If there is a requirement for energy suppliers to use geothermal energy to meet clean energy goals, geothermal renewable energy credits will be worth more and incentivize companies to build and invest in geothermal infrastructure in Maryland, Santry said.

“The reason for the carve-out is to put [geothermal] on a level playing field and to help bring down that first cost so that we can get it in the hands of more Marylanders and democratize the process,” Santry said.

With this incentive, more financial companies will come into Maryland to subsidize upfront costs of geothermal projects in such a way that someone could could start seeing bill savings from the first day, Charkoudian said. This would make geothermal energy accessible to not only wealthy Marylanders, advocates said.

Dandelion Energy, a national geothermal heating company, said at a bill hearing that they plan to enter the Maryland market and open a warehouse in the state if HB 1007 is successful.

Not only would this geothermal carve-out help the state reach its emission reduction goals, but it also supports labor and low- to moderate-income communities.

Large-scale installers would be required to hire 10% of their workforces from apprenticeship programs, which will expand the state’s apprentice workforce. Rinehart expects hundreds of new in-state jobs for HVAC technicians, well drillers and electricians as the geothermal market grows.

Labor unions such as Baltimore Washington Laborers District Council (LiUNA), the American Federation of Labor and Congress of Industrial Organizations and UA Local 486 Plumbers and Steamfitters supported the bill.

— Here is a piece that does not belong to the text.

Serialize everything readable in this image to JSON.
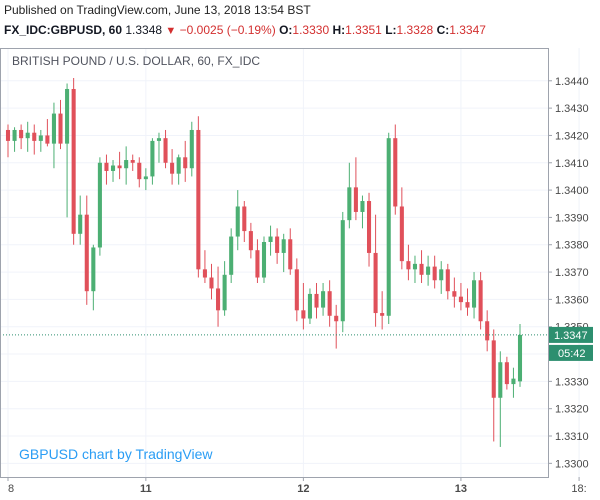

In 2019, 82% of renewable energy credits came from out-of-state, according to a report by the Public Service Commission. This means that Maryland is mostly purchasing renewable energy produced in other states in order to reach the state’s energy goals. Charkoudian’s bill would increase the amount of in-state renewable energy sources to purchase from, since geothermal systems have to be installed in Maryland to be eligible.

The bill also requires that a quarter of the new geothermal carveout be dedicated to projects that serve low- and moderate-income populations throughout the state, which includes multi-family buildings, schools and hospitals in low-income areas.

For some, geothermal systems could also mean healthier indoor air quality.

“Especially in rural parts of the state, there are schools that are still using heating fuel at great cost to the school but also at a great cost to the health of the children in that school — they’re breathing that combustion,” Charkoudian said. Making sure that such populations also get the benefit of healthier indoor air quality is important, she continued.

Charkoudian hopes that grounding the emerging geothermal industry with good jobs and environmental justice concerns will lead to “incredible possibilities that go well beyond what’s even in this bill.”

“I hope that [HB 1007] really encourages and supports all of our clean energy policy [makers] to look at incorporating environmental justice and labor provisions from the get-go into the policy,” Charkoudian said.